Жму руку, твой Юзеф.

Потом Дзержинский цепко и споро просмотрел остальную корреспонденцию, сделал вырезки; он вел досье каждый день, не доверяя эту работу — пока бывал в Кракове — никому; сел за материал в номер; обхватив лоб узкой, сильной ладонью левой руки, замер над листом бумаги; несколько раз заглянул в русско-польский словарь — надо было перевести Ленина, его статья только что пришла из Швейцарии.

Закончив перевод, позвал пана Норовского: старик любил слушать, как Юзеф читает — будто декламирует поэзию в новой, модной в Италии манере футуристов-анархистов — рублено, сжато, резко.

Падение Порт-Артура подводит один из величайших исторических итогов тем преступлениям царизма, которые начали обнаруживаться с самого начала войны... Генералы и полководцы оказались бездарностями и ничтожествами... Офицерство оказалось необразованным, неразвитым... лишенным тесной связи с солдатами... Без инициативного, сознательного солдата и матроса невозможен успех в современной войне, — читал Дзержинский. — ...Царизм оказался помехой современной организации военного дела...

Связь между военной организацией страны и всем ее экономическим и культурным строем никогда еще не была столь тесной, как в настоящее время...

Русский народ выиграл от поражения самодержавия. Капитуляция Порт-Артура есть пролог капитуляции царизма... Недаром так тревожится самая спокойная и трезвенная европейская буржуазия, которая всей душой сочувствовала бы либеральным уступкам русского самодержавия, но которая пуще огня боится русской революции...
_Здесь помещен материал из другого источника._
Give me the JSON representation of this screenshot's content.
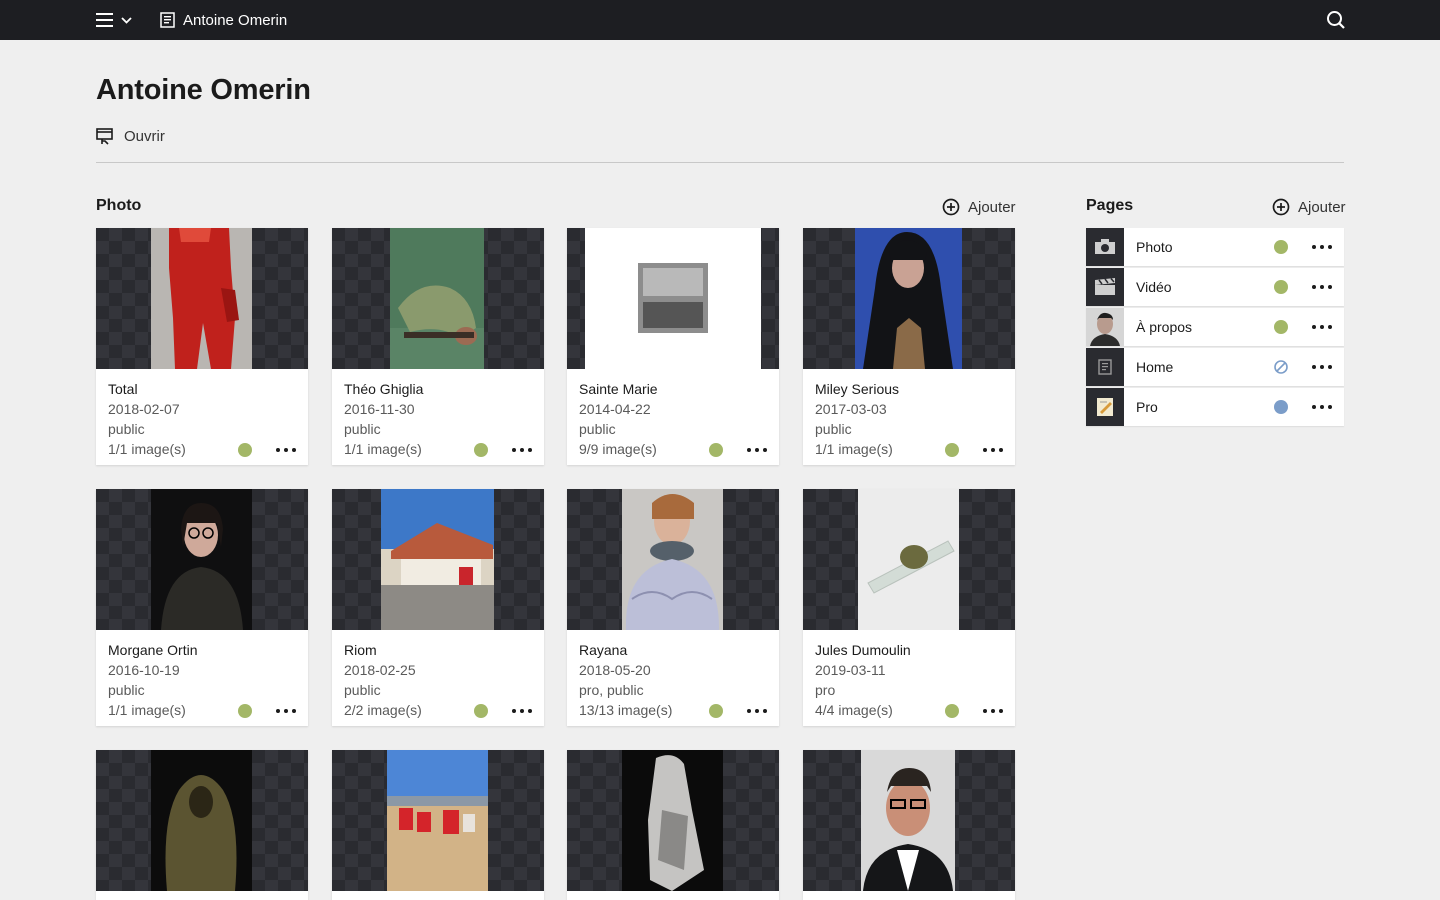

Дзержинский оторвался от переведенного им текста, улыбнулся Норовскому, внимательно слушавшему его, и продолжал:

«Прочно укоренилось мнение, — пишет один из трезвенных органов немецкой буржуазии, — что взрыв революции в России вещь совершенно невозможная... Ссылаются на неподвижность русского крестьянства, на его веру в царя, зависимость от духовенства. Говорят, что крайние элементы среди недовольных представлены лишь маленькой горсткой людей, которые могут устроить путчи... и террористические покушения, но никак не вызвать общее восстание. Широкой массе недовольных, говорят нам, не хватает организации, оружия, а главное — решимости рисковать собой. Русский же интеллигент настроен обыкновенно революционно лишь до тридцати примерно лет, а затем он прекрасно устраивается в уютном гнездышке казенного местечка...» Но теперь, продолжает газета, целый ряд признаков свидетельствует о крупной перемене. «Носителями революционного движения в новейшей истории давно стали крупные города. А в России именно в городах идет брожение... А если последует революционный взрыв, то более чем сомнительно, чтобы с ним сладило самодержавие, ослабленное войной на Дальнем Востоке». Да. Самодержавие ослаблено. В революцию начинают верить самые неверующие. Всеобщая вера в революцию есть уже начало революции. О ее продолжении печется само правительство своей военной авантюрой. О поддержке и расширении серьезного революционного натиска позаботится русский пролетариат.

Дзержинский улыбнулся Норовскому:

— Этот номер «Червоного Штандара» я должен распространить в Варшаве сам. Думаю, скоро мы переберемся туда все и будем издавать нашу газету открыто. Пан Норовский, прошу нафабрить усы — вас будут встречать с песнями!

В тот же день, только поздно уже вечером, Дзержинский попрощался с товарищами, которые провели его к границе, остался один, прислушался: не схваченная еще льдом река шумела, — как тогда, в Сибири, — единым, литым, морозным, мощным шумом.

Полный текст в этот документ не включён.